Un autre psychiatre passe à la barre, cheveux gris et costume sombre. Il vient parler de onze des quinze policiers qui ont été parmi les primo-intervenants le 7 janvier 2015. Aucun ne savait qu'ils arrivaient pour tenter d'arrêter des terroristes qui venaient de commettre un massacre à Charlie Hebdo, et tous, à des degrés divers, ont été sidérés de se retrouver face aux frères Kouachi, cagoulés vêtus tels des policiers d'élite, et qui leur ont tiré dessus avec des armes de guerre. Le psychiatre a expertisé ces policiers trois ans après les faits, à un moment où le traumatisme était considéré comme "consolidé", avec "des séquelles définitives". Il indique que tous ces policiers "se sentent coupables de n'avoir pu empêcher la mort de leur collègue Ahmed Merabet". 

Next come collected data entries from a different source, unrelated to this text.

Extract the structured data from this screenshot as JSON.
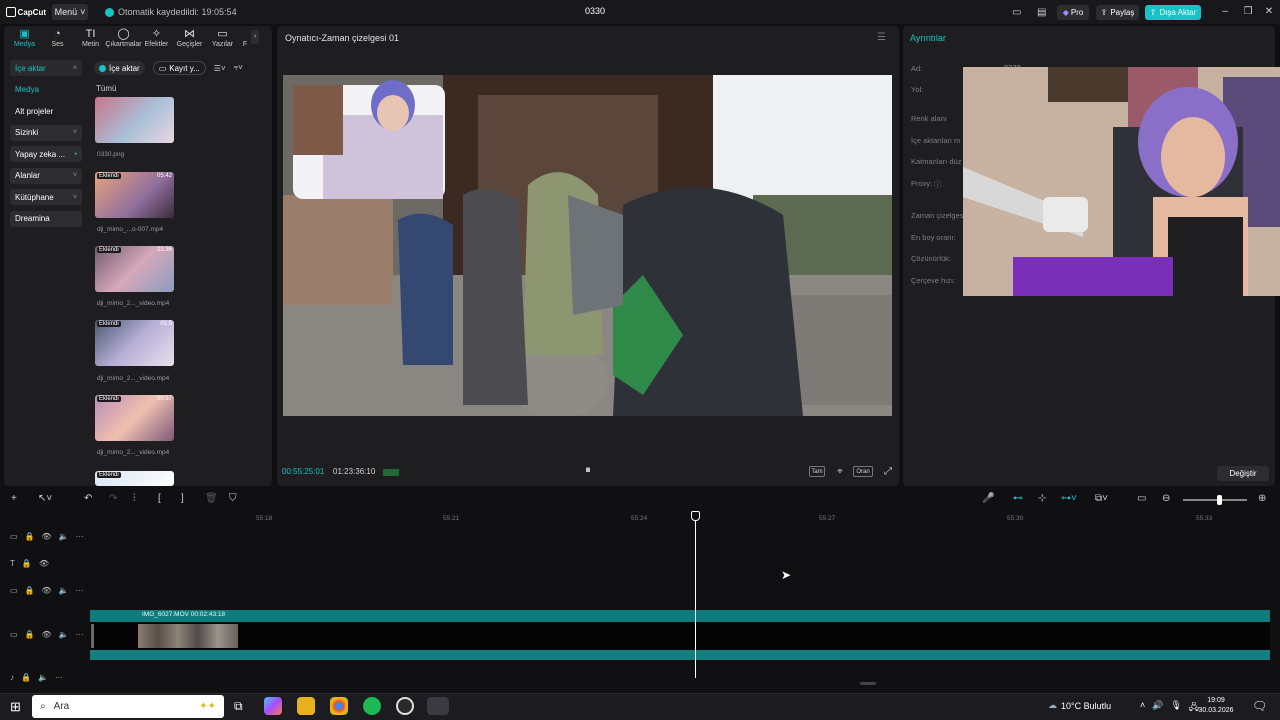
{
  "titlebar": {
    "app_name": "CapCut",
    "menu_label": "Menü",
    "autosave_text": "Otomatik kaydedildi: 19:05:54",
    "project_title": "0330",
    "pro_label": "Pro",
    "share_label": "Paylaş",
    "export_label": "Dışa Aktar"
  },
  "tool_tabs": [
    {
      "label": "Medya",
      "icon": "media-icon"
    },
    {
      "label": "Ses",
      "icon": "audio-icon"
    },
    {
      "label": "Metin",
      "icon": "text-icon"
    },
    {
      "label": "Çıkartmalar",
      "icon": "sticker-icon"
    },
    {
      "label": "Efektler",
      "icon": "effects-icon"
    },
    {
      "label": "Geçişler",
      "icon": "transitions-icon"
    },
    {
      "label": "Yazılar",
      "icon": "captions-icon"
    },
    {
      "label": "F",
      "icon": "filters-icon"
    }
  ],
  "sidebar": {
    "items": [
      {
        "label": "İçe aktar",
        "chevron": "˄"
      },
      {
        "label": "Medya",
        "chevron": ""
      },
      {
        "label": "Alt projeler",
        "chevron": ""
      },
      {
        "label": "Sizinki",
        "chevron": "˅"
      },
      {
        "label": "Yapay zeka ...",
        "chevron": "•"
      },
      {
        "label": "Alanlar",
        "chevron": "˅"
      },
      {
        "label": "Kütüphane",
        "chevron": "˅"
      },
      {
        "label": "Dreamina",
        "chevron": ""
      }
    ]
  },
  "media": {
    "import_label": "İçe aktar",
    "record_label": "Kayıt y...",
    "all_label": "Tümü",
    "added_badge": "Eklendi",
    "items": [
      {
        "name": "0330.png",
        "duration": ""
      },
      {
        "name": "dji_mimo_...o-007.mp4",
        "duration": "05:42"
      },
      {
        "name": "dji_mimo_2..._video.mp4",
        "duration": "21:36"
      },
      {
        "name": "dji_mimo_2..._video.mp4",
        "duration": "01:5"
      },
      {
        "name": "dji_mimo_2..._video.mp4",
        "duration": "00:57"
      }
    ]
  },
  "player": {
    "title": "Oynatıcı-Zaman çizelgesi 01",
    "current_time": "00:55:25:01",
    "total_time": "01:23:36:10",
    "full_label": "Tam",
    "ratio_label": "Oran"
  },
  "details": {
    "title": "Ayrıntılar",
    "labels": [
      "Ad:",
      "Yol:",
      "Renk alanı",
      "İçe aktarılan m",
      "Katmanları düz",
      "Proxy:",
      "Zaman çizelges",
      "En boy oranı:",
      "Çözünürlük:",
      "Çerçeve hızı:"
    ],
    "name_value": "0330",
    "change_label": "Değiştir"
  },
  "timeline": {
    "ticks": [
      "55:18",
      "55:21",
      "55:24",
      "55:27",
      "55:30",
      "55:33"
    ],
    "clip_label": "IMG_6027.MOV  00:02:43:18"
  },
  "taskbar": {
    "search_placeholder": "Ara",
    "weather": "10°C  Bulutlu",
    "time": "19:09",
    "date": "30.03.2026"
  },
  "colors": {
    "accent": "#18c3c8",
    "panel": "#1e1e21",
    "background": "#101012"
  }
}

Il parle, en vrac, de la peur des uns qui ont l'impression d'être devenus des cibles, des traumatismes des autres qui ne peuvent plus porter leur uniforme, des sursauts des uns et des autres quand ils entendent un bruit. Le psy parle des crises d'angoisse des policiers et de cette confidence : tous ces policiers ont eu le sentiment de n'avoir pas été assez soutenus par l'institution policière en janvier 2015, comme s'ils avaient été des victimes de moindre catégorie. Mais le mal qui les ronge le plus, cinq après, c'est cette culpabilité de n'avoir pas réussi à stopper les terroristes en tirant avec leurs armes de flics. Avec émotion, plusieurs de ces flics avaient raconté de vive voix cette culpabilité-là, à la barre des témoins.

"Je me suis dit 'faut que je témoigne devant le tribunal'"

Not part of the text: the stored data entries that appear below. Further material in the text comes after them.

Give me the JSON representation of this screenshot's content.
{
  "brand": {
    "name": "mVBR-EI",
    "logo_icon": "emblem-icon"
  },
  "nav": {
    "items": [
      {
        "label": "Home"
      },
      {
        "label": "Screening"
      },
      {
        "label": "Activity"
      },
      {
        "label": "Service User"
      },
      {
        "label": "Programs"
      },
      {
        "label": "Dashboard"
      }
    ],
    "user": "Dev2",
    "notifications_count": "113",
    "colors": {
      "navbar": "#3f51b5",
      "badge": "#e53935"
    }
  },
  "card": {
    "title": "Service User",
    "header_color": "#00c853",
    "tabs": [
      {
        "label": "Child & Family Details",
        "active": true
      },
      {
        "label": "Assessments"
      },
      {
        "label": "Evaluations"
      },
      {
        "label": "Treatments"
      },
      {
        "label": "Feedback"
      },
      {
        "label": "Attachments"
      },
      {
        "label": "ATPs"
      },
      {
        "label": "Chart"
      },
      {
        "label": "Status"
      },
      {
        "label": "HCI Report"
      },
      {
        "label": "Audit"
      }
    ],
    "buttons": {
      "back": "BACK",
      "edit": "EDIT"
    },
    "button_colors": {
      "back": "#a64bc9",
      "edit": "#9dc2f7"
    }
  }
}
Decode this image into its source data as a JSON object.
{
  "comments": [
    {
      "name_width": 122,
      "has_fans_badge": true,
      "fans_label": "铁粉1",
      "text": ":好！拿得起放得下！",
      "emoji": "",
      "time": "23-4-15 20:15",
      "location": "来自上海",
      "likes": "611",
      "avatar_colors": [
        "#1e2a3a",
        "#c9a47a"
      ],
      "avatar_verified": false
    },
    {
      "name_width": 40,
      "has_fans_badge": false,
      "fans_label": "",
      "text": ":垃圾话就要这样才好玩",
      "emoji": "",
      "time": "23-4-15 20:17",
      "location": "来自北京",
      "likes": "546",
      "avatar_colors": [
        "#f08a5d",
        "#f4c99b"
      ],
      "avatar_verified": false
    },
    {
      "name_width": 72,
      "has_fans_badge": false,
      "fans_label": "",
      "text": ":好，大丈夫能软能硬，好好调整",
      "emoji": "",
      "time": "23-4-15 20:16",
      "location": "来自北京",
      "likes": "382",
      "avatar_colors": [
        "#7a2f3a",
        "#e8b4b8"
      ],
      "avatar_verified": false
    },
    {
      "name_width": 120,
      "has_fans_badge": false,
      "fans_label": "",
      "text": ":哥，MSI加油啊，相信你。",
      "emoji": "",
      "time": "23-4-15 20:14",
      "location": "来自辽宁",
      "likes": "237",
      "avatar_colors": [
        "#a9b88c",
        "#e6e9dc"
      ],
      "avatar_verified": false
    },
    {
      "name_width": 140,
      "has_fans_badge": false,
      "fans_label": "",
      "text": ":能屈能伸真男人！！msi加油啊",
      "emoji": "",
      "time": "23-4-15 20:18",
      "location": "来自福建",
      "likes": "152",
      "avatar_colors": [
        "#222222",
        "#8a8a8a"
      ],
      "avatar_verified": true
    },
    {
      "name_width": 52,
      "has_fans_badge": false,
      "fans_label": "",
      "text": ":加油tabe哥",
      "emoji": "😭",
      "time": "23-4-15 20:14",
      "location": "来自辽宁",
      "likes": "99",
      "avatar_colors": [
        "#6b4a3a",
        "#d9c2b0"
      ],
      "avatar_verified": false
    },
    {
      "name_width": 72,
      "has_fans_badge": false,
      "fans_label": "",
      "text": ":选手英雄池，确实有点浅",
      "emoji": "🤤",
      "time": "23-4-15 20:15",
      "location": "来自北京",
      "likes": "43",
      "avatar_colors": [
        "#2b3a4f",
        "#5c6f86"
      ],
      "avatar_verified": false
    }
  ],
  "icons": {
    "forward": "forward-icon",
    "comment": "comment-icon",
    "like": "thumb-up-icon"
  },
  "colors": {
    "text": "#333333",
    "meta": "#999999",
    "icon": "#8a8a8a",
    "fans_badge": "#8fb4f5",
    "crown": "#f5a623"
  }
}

Cette barre impressionne. D'autant plus que dans cette grande salle de cour d'assises, elle est située au milieu des deux box contenant dix accusés, le onzième présent étant assis juste derrière la barre, devant ses avocates, sur un strapontin. Est-ce à cause de la peur qu'un petit homme à cheveux blancs a attendu ce samedi, quarantième jour de procès, pour oser parler à cette barre ? Ce monsieur est là chaque jour ou presque, depuis le premier jour, à écouter discrètement les débats sur un des bancs de parties civiles. Il a écouté pendant trois semaines, en septembre, les mots poignants, parfois entrecoupés de sanglots, des survivants et proches de victimes de Charlie Hebdo, de Montrouge, de l'Hyper Cacher. Lui n'a rien dit. Les mots ne sortaient pas. Et cet après-midi, soudain, il s'est avancé d'un pas timide et décidé à la fois, pour dire à la cour d'assises spécialement composée que lui aussi était un otage de l'Hyper Cacher, où il avait travaillé des années. Un otage tapi dans l'ombre à ce procès. Un otage qui raconte soudain d'une petite voix que le 9 janvier 2015, il est resté "allongé au fond du magasin, je faisais le mort". 

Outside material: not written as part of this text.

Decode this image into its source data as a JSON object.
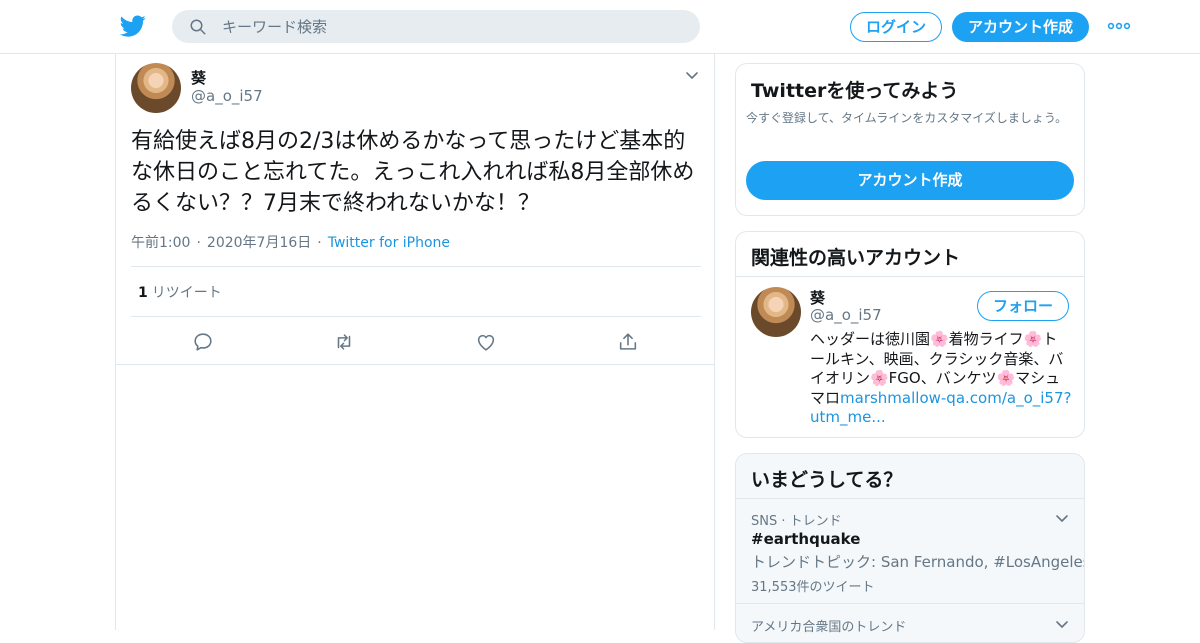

Puis il raconte que le terroriste, Amedy Coulibaly lui a demandé d'aller au sous-sol. Il raconte les corps des morts qu'il a vus entre les rayons du rez-de-chaussée. Il précise que depuis le 9 janvier 2015, lui qui était employé de l'Hyper Cacher n'a jamais pu reprendre le travail. Le  président de la cour lui demande pourquoi il a voulu parler aujourd'hui seulement ? Le petit homme à cheveux blancs ne sait pas très bien. Mais soudain, lui qui était muet sur son banc, s'est dit : "Faut que je témoigne devant le tribunal". Il a parlé avec des mots tout simples, sans larmes, à peine quelques minutes, comme s'il voulait ne pas trop déranger, ni étaler sa peine, et il est retourné s'asseoir à sa place, près d'une proche qui est là elle aussi, chaque jour depuis près de deux mois. Lundi, ils reviendront pour le 41e jour du procès, qui sera consacré à l'interrogatoire du principal accusé, Ali Riza Polat, le seul accusé présent à risquer la réclusion criminelle à perpétuité.